The final issue raised is whether the court erred in permitting testimony of pre-divorce history. Francis claims that the testimony was irrelevant to the factors listed in Section 40-4-204, MCA. That testimony dealt with where the children lived, housing costs, and a lack of a regular payment by Francis during the time he was in Alaska (specifically 1977).

It is true that the District Court is to consider all relevant factors without regard to marital misconduct in determining child support. Section 40-4-204(1), MCA. Carol points out though, that these factors may be considered if it aids in determination of “current child support issues.” The relevancy and possible prejudice of such testimony may be determined upon rehearing.

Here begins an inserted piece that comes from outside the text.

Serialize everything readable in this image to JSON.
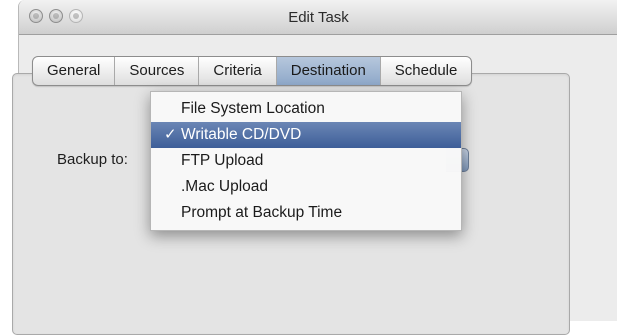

Francis additionally argued that the court erred in failing to adjust his income according to cost of living expenses in Alaska as compared to Montana. We neither bless this argument nor condemn it. The Guidelines do not specifically address whether cost of living in an area is a legitimate consideration. In appropriate cases, where there is evidence presented that shows there is substantial disparity between the value of the dollar in different locales, the court may in equity need to make appropriate adjustments.

We remand this case to the District Court for a proper determination of the parties’ income and assets and for more accurate and equitable application of the Child Support Guidelines.

MR. CHIEF JUSTICE TURNAGE and MR. JUSTICES SHEEHY, WEBER, HUNT and McDONOUGH concur.

MR. JUSTICE HARRISON,

specially concurring:

I concur. As noted in the majority opinion, I wish to focus attention to the fact that this matter commenced some seven years ago, September of 1981, with the filing of the action for dissolution. Even after numerous hearings, no opinion was rendered by the trial judge for some twenty-six months after the hearings. In this state, litigants are entitled to have litigation handled in a more expeditious manner — this case does not evidence that fact. It is my firm hope that by calling attention to this factor, the judiciary of this state will check their calendars and resolve cases faster, this case is not a good example of handling cases in a timely fashion.

Under the circumstances of this case, we have a litigant in the state of Alaska where the cost of living is far above that in Montana. The trial judge must adjust the income of the parties according to a cost of living, in this case the person to pay, the husband.